Despite the disappointment of my 2020 exhibition inverso at Charles Nodrum Gallery coinciding with the first lockdown, and the realisation that a planned walking tour in Japan could not proceed, I have suffered comparatively lightly under the attendant restrictions of the COVID-19 pandemic.

However, I must admit with some surprise, to my own underestimation of the seriousness of the pandemic—that my sense of optimism and anticipation for some kind of ‘new normal' was challenged by each successive lockdown.

I have spent the last 18 months in the most locked down city in the world, Melbourne. Clearly it has been quite restrictive. Notwithstanding, I have managed to establish a routine of exercising in the mornings, spending my afternoons working in the studio, then cooking in the evening. Paradoxically, one of the benefits of the lockdown is that I have been able to regularly catch up with friends and family living in my designated zone on my daily walks—something that would normally not happen as frequently due to everyone’s busy lives. In many respects, the last 18 months has simplified, if not stimulated my life.

My studio is located at home. I have found that the lack of distraction and the atomised nature of the lockdowns have in many ways benefitted and concentrated my practice. In fact, I have managed to make two distinct bodies of work related to my COVID experience. The suite of Puff paintings takes as a central motif the ‘puffer’ jacket I wore on my daily walk throughout the wintery months of the 2020 COVID lockdown and seeks to render strange this oddly embodied, ubiquitous, familiar and everyday garment. Paperwork on the other hand is a series of around 80 discrete paintings of oil on canvas board—depicting various kinds of stationery and postage paraphernalia—masquerading as found objects. Utilising a highly illusionistic trompe l’oeil technique, this work creates a dynamic and momentary oscillation between image and object, reality and illusion and the arbitrary distinction between an art object and our everyday existence.

 + Puff (Chrysalis) Jan Murray oil on linen.

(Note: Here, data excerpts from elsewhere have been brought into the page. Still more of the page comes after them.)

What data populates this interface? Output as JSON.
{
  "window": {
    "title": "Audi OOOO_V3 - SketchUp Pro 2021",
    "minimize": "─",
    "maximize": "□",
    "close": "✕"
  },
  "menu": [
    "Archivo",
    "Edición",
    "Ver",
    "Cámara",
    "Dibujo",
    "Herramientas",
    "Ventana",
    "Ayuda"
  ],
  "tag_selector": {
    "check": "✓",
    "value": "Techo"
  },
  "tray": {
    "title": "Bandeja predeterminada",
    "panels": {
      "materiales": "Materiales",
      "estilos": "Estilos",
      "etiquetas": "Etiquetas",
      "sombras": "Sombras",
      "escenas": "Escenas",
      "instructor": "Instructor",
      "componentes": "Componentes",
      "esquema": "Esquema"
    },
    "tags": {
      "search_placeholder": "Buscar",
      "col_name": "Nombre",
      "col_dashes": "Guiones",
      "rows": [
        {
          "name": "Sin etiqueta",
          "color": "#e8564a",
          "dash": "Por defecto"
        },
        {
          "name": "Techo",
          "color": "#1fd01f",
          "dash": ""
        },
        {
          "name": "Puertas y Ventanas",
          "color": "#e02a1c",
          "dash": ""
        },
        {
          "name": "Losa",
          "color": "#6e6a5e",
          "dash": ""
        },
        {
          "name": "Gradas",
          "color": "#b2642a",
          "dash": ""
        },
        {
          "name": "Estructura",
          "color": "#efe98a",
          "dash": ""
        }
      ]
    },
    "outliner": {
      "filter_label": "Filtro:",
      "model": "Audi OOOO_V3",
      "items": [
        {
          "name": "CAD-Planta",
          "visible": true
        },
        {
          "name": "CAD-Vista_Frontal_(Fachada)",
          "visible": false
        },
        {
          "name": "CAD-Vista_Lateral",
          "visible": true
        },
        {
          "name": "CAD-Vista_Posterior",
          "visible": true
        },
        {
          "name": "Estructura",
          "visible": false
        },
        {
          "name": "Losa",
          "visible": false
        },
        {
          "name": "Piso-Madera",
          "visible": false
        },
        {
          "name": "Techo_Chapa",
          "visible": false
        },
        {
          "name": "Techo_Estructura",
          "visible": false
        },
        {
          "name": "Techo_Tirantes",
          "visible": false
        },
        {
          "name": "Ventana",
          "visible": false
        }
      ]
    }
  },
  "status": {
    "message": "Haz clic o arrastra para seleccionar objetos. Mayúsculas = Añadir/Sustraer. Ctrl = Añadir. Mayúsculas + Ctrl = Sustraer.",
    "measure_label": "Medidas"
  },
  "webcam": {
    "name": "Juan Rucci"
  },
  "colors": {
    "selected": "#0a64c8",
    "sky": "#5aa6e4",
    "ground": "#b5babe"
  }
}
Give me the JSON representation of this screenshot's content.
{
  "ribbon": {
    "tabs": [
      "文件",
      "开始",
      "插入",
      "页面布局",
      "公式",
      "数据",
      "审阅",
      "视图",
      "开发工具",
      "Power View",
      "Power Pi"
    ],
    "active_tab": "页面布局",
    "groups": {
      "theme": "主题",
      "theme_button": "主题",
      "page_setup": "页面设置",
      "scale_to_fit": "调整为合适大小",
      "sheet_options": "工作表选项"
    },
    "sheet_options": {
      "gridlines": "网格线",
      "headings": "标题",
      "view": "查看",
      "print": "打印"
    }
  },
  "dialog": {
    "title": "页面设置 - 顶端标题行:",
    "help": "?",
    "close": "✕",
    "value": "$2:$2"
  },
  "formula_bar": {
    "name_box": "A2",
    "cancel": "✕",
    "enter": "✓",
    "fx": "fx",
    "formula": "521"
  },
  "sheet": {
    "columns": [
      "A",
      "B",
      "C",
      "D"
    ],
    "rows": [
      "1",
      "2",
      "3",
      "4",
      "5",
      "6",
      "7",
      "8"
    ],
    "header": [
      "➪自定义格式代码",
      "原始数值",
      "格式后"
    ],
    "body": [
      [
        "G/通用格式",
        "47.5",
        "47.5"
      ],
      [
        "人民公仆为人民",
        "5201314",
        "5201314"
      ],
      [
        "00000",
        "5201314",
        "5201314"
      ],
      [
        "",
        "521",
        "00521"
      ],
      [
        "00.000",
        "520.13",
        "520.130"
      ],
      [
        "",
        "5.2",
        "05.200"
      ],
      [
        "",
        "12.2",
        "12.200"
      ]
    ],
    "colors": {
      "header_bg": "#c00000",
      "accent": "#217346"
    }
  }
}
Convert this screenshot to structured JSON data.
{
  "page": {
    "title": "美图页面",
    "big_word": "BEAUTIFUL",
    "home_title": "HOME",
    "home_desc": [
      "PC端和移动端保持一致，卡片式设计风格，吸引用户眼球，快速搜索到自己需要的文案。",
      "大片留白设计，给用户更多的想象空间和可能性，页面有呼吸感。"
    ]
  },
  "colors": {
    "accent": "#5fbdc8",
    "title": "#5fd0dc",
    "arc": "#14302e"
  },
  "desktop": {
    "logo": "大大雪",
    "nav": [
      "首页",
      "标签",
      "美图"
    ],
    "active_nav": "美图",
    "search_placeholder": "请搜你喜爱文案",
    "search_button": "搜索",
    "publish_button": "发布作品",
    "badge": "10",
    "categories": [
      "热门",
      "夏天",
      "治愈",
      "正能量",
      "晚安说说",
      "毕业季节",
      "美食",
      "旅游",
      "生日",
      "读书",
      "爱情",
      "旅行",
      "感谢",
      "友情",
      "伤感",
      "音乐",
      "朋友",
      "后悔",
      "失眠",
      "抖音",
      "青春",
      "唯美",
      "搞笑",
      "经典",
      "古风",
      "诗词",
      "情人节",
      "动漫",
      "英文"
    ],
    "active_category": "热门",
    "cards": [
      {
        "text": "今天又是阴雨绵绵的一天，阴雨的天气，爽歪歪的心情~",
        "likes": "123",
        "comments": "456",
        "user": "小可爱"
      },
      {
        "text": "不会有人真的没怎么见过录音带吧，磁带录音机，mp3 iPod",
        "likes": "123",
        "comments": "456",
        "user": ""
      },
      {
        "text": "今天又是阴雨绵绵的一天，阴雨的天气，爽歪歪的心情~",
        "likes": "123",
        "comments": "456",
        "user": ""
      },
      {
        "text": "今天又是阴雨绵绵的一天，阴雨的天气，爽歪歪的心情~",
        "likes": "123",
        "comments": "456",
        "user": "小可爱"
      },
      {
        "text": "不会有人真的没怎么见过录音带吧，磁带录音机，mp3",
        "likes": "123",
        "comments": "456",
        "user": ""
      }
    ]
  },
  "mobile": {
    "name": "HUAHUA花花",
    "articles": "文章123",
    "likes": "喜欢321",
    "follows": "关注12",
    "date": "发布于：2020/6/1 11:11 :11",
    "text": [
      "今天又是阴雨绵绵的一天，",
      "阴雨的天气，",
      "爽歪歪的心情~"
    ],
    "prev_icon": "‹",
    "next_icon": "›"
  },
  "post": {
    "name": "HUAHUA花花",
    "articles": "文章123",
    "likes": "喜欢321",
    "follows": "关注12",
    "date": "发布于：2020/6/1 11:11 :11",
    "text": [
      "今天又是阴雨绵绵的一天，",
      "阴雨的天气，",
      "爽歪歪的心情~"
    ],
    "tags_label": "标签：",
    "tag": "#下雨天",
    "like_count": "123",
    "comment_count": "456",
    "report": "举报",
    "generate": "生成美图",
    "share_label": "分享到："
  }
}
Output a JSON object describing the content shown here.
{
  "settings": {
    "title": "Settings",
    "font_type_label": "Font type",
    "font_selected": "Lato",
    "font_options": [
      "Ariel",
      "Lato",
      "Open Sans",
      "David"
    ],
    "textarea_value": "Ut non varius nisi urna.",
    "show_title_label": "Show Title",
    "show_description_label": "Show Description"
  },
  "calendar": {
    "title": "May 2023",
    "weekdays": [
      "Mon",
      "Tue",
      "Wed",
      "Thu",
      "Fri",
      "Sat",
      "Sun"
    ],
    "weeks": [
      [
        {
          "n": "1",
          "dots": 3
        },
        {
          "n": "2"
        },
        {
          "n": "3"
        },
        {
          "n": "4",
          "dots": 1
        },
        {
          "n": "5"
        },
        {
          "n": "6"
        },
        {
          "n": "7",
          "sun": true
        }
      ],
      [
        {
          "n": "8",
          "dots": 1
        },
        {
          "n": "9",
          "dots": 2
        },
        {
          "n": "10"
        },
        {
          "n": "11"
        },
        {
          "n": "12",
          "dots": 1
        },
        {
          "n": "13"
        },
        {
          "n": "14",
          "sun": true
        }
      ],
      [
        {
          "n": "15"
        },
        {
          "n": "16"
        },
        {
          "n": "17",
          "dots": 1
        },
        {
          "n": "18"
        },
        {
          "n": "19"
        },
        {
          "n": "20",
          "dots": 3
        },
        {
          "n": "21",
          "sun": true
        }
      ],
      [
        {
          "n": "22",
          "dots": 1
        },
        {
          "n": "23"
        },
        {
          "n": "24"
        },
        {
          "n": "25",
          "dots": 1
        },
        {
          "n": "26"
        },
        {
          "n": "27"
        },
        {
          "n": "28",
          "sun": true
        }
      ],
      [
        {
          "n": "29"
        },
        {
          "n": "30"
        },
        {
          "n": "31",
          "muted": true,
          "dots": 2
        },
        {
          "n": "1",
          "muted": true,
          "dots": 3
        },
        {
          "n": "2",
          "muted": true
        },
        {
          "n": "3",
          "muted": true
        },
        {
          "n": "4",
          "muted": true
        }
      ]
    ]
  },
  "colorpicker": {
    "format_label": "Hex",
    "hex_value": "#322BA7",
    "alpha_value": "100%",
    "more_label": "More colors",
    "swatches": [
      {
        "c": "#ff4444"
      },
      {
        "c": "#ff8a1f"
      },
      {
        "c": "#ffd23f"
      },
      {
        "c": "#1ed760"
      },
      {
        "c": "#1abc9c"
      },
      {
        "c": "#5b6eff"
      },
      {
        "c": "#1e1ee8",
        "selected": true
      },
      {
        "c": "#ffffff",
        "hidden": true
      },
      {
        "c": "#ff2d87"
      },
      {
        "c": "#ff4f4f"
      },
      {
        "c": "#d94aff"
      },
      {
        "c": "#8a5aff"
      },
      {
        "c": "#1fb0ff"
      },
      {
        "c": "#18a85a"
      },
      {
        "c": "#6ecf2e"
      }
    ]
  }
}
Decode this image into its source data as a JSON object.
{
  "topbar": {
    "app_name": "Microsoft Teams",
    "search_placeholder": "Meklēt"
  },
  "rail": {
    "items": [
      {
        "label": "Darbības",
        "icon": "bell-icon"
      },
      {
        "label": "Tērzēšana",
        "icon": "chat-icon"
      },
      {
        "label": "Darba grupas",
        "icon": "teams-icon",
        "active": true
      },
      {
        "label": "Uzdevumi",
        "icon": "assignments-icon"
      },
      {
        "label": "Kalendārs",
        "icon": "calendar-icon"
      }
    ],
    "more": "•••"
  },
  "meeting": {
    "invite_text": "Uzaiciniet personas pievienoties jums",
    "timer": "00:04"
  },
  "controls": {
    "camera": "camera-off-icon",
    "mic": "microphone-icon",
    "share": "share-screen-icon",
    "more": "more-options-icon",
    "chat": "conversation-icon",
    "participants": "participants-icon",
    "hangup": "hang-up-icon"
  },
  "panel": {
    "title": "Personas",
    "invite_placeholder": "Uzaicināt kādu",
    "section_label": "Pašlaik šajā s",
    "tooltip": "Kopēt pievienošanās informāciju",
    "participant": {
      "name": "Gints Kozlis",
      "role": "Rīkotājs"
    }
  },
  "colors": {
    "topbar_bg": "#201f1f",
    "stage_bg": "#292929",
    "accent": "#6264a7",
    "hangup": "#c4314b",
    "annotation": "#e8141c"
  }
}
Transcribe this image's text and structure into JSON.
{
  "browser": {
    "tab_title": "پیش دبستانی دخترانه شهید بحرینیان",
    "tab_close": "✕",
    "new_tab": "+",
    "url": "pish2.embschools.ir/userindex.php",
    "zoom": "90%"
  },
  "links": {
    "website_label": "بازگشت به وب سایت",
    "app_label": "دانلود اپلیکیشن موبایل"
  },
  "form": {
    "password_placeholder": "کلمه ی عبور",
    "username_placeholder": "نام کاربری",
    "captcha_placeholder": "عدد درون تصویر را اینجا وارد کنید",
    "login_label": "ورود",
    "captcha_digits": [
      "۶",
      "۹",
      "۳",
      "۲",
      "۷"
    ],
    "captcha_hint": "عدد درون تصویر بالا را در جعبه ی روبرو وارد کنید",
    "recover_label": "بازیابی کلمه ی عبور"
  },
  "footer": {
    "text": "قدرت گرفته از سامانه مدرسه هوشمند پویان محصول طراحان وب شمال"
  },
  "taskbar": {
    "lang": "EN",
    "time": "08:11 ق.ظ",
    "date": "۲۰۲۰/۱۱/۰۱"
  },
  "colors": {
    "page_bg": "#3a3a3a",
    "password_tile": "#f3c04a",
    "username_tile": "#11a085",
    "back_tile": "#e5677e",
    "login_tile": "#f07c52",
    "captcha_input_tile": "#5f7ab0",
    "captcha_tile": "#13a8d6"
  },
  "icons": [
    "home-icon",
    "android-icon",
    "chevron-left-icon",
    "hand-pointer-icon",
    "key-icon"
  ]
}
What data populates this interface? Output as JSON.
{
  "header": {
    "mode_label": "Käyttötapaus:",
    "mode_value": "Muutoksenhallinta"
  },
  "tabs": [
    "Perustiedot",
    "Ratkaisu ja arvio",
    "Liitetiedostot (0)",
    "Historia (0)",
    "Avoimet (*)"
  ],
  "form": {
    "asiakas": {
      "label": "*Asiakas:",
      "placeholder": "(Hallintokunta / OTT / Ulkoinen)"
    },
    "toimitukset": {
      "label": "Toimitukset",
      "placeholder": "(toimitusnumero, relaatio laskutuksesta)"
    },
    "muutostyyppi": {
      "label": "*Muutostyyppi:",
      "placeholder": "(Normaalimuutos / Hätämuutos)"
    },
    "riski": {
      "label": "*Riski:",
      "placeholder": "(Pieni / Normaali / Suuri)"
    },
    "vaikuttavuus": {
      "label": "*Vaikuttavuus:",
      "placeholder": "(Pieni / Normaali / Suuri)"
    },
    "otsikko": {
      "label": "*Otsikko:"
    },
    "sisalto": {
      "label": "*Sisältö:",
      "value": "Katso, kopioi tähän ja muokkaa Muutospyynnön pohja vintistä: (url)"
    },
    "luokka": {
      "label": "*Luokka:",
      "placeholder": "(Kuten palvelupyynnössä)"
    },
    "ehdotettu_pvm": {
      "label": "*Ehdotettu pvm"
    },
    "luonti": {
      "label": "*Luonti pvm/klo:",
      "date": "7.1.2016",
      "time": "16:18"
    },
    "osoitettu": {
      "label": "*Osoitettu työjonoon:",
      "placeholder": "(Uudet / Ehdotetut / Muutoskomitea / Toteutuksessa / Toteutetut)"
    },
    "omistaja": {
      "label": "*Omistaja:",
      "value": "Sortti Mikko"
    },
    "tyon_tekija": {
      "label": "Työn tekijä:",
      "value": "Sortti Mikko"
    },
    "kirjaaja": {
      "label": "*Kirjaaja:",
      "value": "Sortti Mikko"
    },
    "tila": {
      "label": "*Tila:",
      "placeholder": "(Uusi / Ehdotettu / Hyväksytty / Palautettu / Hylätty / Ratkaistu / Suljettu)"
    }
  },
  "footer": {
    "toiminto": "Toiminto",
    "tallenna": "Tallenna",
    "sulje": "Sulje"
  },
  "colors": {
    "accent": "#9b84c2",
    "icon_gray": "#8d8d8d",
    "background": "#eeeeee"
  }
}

Fortunately, just before the fifth lockdown I was able to show some of the Paperwork series at Cathedral Cabinet in the ground floor foyer of the Nicholas Building. Neither inside nor outside this space seemed entirely appropriate for the work. However, due to the fifth lockdown a planned exhibition of the entire Paperwork series that was scheduled to be shown at the VCA Art Space was cancelled. Also, I was successful in being selected for the Geelong Contemporary Art Prize exhibition with Puff (Chrysalis) from my ‘puffer’ jacket paintings and another iteration of the Paperwork series will be shown in the upcoming Arthur Guy Memorial Painting Prize exhibition.    

Both series of work carry aspects of the everyday lived experience of the COVID pandemic by focusing on details of our shared material culture—through the ubiquity of the commonplace ‘puffer’ jacket and the ever-increasing importance placed on postage and parcels.